Tnooz: Any specific examples to bring this point alive?
Patterson: We work with many of hotel management companies. Commune is a good example. It was one of the anchor customers that we went to market with.
When we started working with them, this was a year and a half ago or so, when they went to market they put out an RFP looking for someone who was going to build them a mobile app.
It was going to be part of their loyalty program. It was going to be how they began to engage with their loyalty program customers.
We looked at the RFP and we're like, "We're not really in the app business," because we think apps aren't going to actually get customer engagement in a meaningful way.
When you started to unpack what they were asking for and the way they wanted to communicate with customers, that actually made a huge amount of sense to us.
They wanted to have a relationship with the customer over the course of the journey. They wanted to start that conversation before the guest left home. They wanted to have touch points when a guest was arriving.

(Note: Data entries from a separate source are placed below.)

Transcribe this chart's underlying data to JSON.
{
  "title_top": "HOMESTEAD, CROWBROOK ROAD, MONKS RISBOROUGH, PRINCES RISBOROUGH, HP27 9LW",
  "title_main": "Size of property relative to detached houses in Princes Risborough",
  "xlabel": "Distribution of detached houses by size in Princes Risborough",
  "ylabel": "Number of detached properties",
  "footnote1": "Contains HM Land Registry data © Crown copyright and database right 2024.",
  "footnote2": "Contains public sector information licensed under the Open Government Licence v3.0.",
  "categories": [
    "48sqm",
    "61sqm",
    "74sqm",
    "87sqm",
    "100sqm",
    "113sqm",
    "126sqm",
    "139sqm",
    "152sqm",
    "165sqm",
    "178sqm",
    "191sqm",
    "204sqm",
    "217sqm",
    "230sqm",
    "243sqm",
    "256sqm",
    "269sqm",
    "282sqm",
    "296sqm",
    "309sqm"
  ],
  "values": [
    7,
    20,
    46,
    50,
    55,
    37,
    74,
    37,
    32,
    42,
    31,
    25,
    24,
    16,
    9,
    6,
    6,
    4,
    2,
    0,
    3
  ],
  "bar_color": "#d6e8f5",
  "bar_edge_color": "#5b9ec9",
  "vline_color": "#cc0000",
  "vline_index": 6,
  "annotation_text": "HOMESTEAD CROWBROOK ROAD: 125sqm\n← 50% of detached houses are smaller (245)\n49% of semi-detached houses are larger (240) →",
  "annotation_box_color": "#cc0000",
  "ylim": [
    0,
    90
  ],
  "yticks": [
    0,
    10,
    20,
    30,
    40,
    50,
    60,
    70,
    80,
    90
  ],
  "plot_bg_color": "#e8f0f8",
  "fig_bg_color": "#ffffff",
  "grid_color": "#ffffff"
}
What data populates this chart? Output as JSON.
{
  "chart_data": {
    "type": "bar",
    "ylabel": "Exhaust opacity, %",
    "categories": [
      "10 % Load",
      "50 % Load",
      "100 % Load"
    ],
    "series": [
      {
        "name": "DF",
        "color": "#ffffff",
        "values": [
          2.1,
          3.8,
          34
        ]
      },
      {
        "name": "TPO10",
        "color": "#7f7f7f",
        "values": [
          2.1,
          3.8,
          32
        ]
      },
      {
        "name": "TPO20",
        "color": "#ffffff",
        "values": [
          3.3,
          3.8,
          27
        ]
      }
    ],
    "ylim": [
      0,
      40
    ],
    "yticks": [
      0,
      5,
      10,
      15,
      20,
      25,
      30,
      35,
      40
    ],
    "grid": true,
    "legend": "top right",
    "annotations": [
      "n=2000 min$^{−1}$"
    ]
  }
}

They also wanted to be able to send feedback loops to micro-surveys while the customer's on property so they can get a pulse of, "Were they delivering service?"
And, "Did they have issues that they needed to tend to?" while the customer's still there. Rather than discovering it on TripAdvisor after the fact or that guest satisfaction survey.
That actually lines up perfectly with our vision but our view is you need to deliver that in all the ways the customers interact and communicate today. That means things like SMS, and mobile web, and email, and some of these messaging platforms.
Rather than, as an individual hotel brand, trying to actually put this in the app store and figure out ways to get consumers to download your app.
Tnooz: So what specifically went down with Commune?
Patterson: Sure. Our answer to Commune was: There's a lot of software that already sits on the user's device.
You can send an SMS and you don't have to worry about anyone discovering your branded app to be able to facilitate the conversation. You can send an email and everybody has a smartphone now and they can read their email without having to have downloaded your app.
You can integrate with apps that are already on the user's phone, like Sabre’s TripCase or Kayak — platforms that have a much bigger distribution base.
From the standpoint of the hotel, what you should really care about is having that dialog with all of your customers, being able to communicate with them over the course of their journey.
Obviously, I know I'm preaching my book here.
But I believe there’s an objectively clear market trend toward communication channels that are broader and that open up digital conversations with all of your guests, not just a tiny fraction that happen to download your app.
Tnooz: How does CheckMate-like technology get to be preponderant within, say, three years' time?
Patterson: For us, it's going to be a couple things. We are building up our sales and marketing organization that help educate the market to stop spending on standalone apps and start considering alternatives.
We're talking to a number of channel distribution partners now that might help us reach a larger audience. What we do is incredibly complementary to what a lot of the other technology players do.
If you look at where most of the investment and much of the focus has been today, as you point out, it's been around rates, and distribution, and inventory.
We are at the cutting-edge of how technology is starting to change operations, and service delivery, and customer experience, as opposed to, how we buy, and sell, and distribute hotel rooms.